If the global economy is labouring under sluggish growth, the stock market hasn’t noticed.
The Dow Jones Industrial Average, the main stock index in the United States, broke through an all-time high on Monday on better-than-expected corporate profits this fall amid a backdrop of government stimulus that’s propping up a lacklustre economy.
The Dow passed over the 16,000 point mark for the first time in its history early Monday, rising 54 points to 16,015. The S&P 500, another index housing big-name bluechip U.S. stocks such as phone giant AT&T Inc., Coca-Cola Co. and Warren Buffett’s Berkshire Hatheway rose above 1,800 points for the first time as well.

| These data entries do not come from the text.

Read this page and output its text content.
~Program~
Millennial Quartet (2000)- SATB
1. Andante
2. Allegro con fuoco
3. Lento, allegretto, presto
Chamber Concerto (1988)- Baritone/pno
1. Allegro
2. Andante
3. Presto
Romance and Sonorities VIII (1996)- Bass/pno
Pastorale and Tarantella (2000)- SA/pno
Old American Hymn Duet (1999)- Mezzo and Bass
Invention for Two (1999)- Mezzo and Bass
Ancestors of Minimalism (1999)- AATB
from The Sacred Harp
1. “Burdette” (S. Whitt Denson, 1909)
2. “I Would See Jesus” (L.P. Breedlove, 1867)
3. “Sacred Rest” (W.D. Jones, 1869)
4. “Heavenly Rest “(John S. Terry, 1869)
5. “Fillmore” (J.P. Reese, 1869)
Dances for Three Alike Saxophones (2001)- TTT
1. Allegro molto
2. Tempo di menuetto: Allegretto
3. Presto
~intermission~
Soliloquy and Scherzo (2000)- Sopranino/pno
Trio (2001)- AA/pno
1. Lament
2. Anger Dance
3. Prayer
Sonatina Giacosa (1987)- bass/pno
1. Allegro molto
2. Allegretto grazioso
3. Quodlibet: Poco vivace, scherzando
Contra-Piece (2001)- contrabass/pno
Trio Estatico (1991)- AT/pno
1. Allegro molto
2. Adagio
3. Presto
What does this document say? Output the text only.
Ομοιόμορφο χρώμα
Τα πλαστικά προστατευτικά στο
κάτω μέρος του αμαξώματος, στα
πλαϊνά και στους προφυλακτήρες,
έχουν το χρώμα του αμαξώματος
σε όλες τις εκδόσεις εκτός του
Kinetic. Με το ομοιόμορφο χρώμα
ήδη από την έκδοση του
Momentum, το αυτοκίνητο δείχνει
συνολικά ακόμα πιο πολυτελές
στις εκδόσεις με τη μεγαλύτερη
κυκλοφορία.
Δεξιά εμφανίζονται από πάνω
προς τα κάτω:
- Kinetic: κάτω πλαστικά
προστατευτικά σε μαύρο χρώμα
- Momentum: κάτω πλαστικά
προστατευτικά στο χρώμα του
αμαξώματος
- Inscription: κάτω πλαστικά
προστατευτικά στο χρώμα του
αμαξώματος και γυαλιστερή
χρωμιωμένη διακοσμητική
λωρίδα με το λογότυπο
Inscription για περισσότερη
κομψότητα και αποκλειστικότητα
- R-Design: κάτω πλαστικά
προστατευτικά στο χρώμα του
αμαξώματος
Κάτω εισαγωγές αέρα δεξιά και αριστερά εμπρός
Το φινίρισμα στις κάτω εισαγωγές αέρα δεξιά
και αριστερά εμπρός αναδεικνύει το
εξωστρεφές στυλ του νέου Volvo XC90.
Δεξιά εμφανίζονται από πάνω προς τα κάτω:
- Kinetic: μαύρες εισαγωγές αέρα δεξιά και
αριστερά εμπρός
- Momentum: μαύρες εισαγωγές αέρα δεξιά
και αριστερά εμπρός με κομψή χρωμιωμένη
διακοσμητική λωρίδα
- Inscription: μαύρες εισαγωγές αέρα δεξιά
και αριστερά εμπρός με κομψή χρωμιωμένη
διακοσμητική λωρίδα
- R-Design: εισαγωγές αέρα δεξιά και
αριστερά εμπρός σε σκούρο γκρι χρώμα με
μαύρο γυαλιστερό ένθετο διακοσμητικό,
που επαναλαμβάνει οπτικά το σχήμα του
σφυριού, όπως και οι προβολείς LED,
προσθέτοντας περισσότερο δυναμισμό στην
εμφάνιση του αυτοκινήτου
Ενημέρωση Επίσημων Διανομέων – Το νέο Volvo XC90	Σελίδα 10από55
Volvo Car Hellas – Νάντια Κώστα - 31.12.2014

The immediate catalyst to Monday’s gains was news from China that it is taking additional steps to open up its economy, sending share prices to near six-year highs globally, according to Reuters.
In Canada, the Toronto Stock Exchange hit a two-year high on Monday. The TSX is still some distance from eclipsing its record close of 15,047 points witnessed on May, 18, 2008.
The financial crisis of that autumn threw the global economy into a dizzying tailspin most investors will well recall, forcing central banks to slash already low interest rates to zero and pump hundreds of billions into the economy to ward of a depression.
Five years later, record low interest rates in Europe, North America and elsewhere persist amid a sluggish recovery, while the U.S. Federal Reserve continues to flow $85 billion a month into the world’s largest economy.
The measures have kept stock prices rising this year, and with the threat of higher interest rates dampening economic activity now receding, the rally looks poised to continue, experts say.
“All the ingredients are there for the market to go higher,” Peter Cardillo, chief market economist at Rockwell Global Capital, a New York investment firm, told nytimes.com.
However, with cheap credit and government stimulus continuing to support stocks and other assets — as opposed to stronger fundamental economic growth — some, including Canada’s own Bank of Montreal, are drawing attention to the possible inflation of a broad-based bubble.